Ransom :: The Proposal :: Showoff Records/Brick Records 
as reviewed by Grant Jones

[Proposal]"Judging by Spotify, I've been sleeping on Ransom. I'm not alone either, as Ransom has not had a single review by RapReviews. Having known about Ransom for a few years now, I've always dismissed him as just another street rapper, regularly found on fellow street rapper projects dropping verses that are reliable more than anything. With "The Proposal", Ransom has acquired some strong production that adds immensely to his street mentality and street is exactly what this record represents, utilising Statik's ability to combine powerful piano loops with crashing snares."The Proposal" remains authentically engrained in the hood, with struggle and pain common themes. Given Ransom's name, there are few mentions of money other than the constant chase for paper which inevitably pops up on many rap records. This record is hard in the vein of Blaq Poet and Ruste Juxx, but also borders on bland. Even the lighter moments are still drenched in the hardcore mentality Ransom embodies, with "Jade" ensuring nobody picks up "The Proposal" expecting the Ryan Reynolds film in audio form. "Jade" is actually based around the topic of sex, but is still bogged down in overbearing threats.
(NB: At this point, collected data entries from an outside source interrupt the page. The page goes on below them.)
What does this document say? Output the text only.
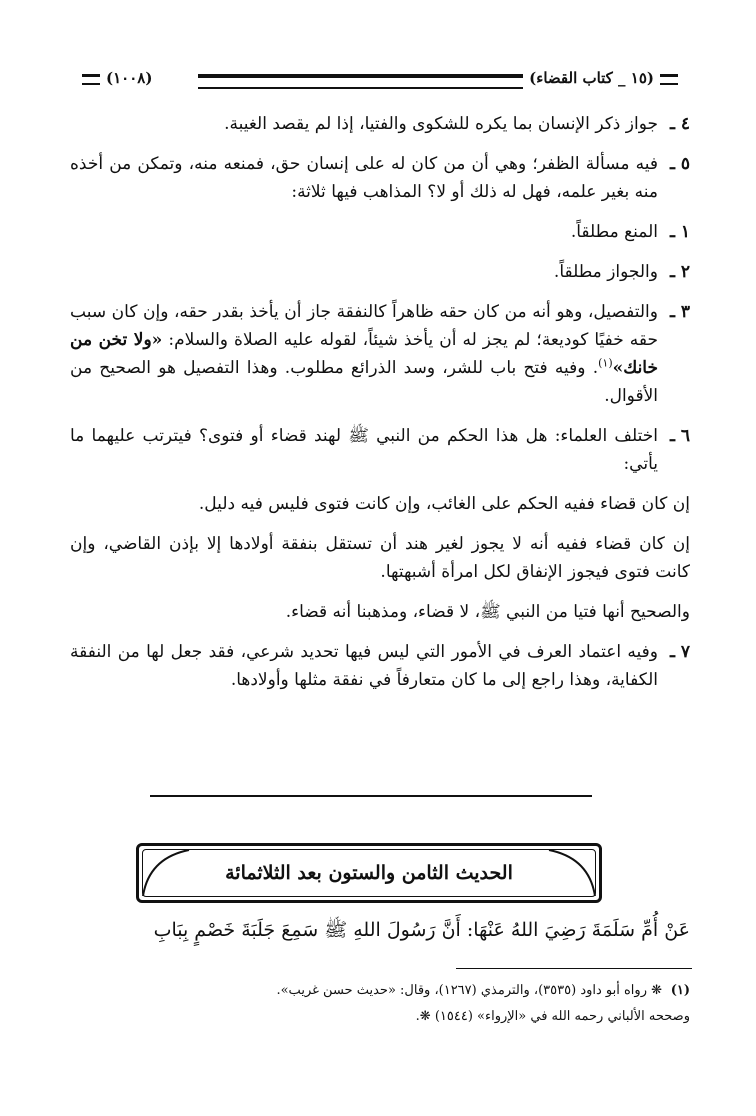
(١٠٠٨)	(١٥ _ كتاب القضاء)
٤ ـ
جواز ذكر الإنسان بما يكره للشكوى والفتيا، إذا لم يقصد الغيبة.
٥ ـ
فيه مسألة الظفر؛ وهي أن من كان له على إنسان حق، فمنعه منه، وتمكن من أخذه منه بغير علمه، فهل له ذلك أو لا؟ المذاهب فيها ثلاثة:
١ ـ
المنع مطلقاً.
٢ ـ
والجواز مطلقاً.
٣ ـ
والتفصيل، وهو أنه من كان حقه ظاهراً كالنفقة جاز أن يأخذ بقدر حقه، وإن كان سبب حقه خفيًا كوديعة؛ لم يجز له أن يأخذ شيئاً، لقوله عليه الصلاة والسلام: «ولا تخن من خانك»$^{(١)}$. وفيه فتح باب للشر، وسد الذرائع مطلوب. وهذا التفصيل هو الصحيح من الأقوال.
٦ ـ
اختلف العلماء: هل هذا الحكم من النبي ﷺ لهند قضاء أو فتوى؟ فيترتب عليهما ما يأتي:

إن كان قضاء ففيه الحكم على الغائب، وإن كانت فتوى فليس فيه دليل.

إن كان قضاء ففيه أنه لا يجوز لغير هند أن تستقل بنفقة أولادها إلا بإذن القاضي، وإن كانت فتوى فيجوز الإنفاق لكل امرأة أشبهتها.

والصحيح أنها فتيا من النبي ﷺ، لا قضاء، ومذهبنا أنه قضاء.

٧ ـ
وفيه اعتماد العرف في الأمور التي ليس فيها تحديد شرعي، فقد جعل لها من النفقة الكفاية، وهذا راجع إلى ما كان متعارفاً في نفقة مثلها وأولادها.
الحديث الثامن والستون بعد الثلاثمائة
عَنْ أُمِّ سَلَمَةَ رَضِيَ اللهُ عَنْهَا: أَنَّ رَسُولَ اللهِ ﷺ سَمِعَ جَلَبَةَ خَصْمٍ بِبَابِ
(١)❋ رواه أبو داود (٣٥٣٥)، والترمذي (١٢٦٧)، وقال: «حديث حسن غريب».
وصححه الألباني رحمه الله في «الإرواء» (١٥٤٤) ❋.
It feels less like angry sex and more like the thoughts of a rapist. Perhaps the best track is "Outcast" which boasts some cinematic piano work and Ea$y Money's appearance makes Ransom up his intensity levels to Freddie Foxxx levels. Speaking of legendary hardcore figures in rap, Styles P swings by on "It's Ransom" to provide a suitably intimidating hook, and Ransom offers up a brooding presence with increased intensity. Statik's production suits Ransom more than ever here, but could have benefitted further from a Styles P verse. "The Proposal" is standard hood rap that's delivered in a polished manner and despite Statik's efforts, there is a lack of identity throughout the record."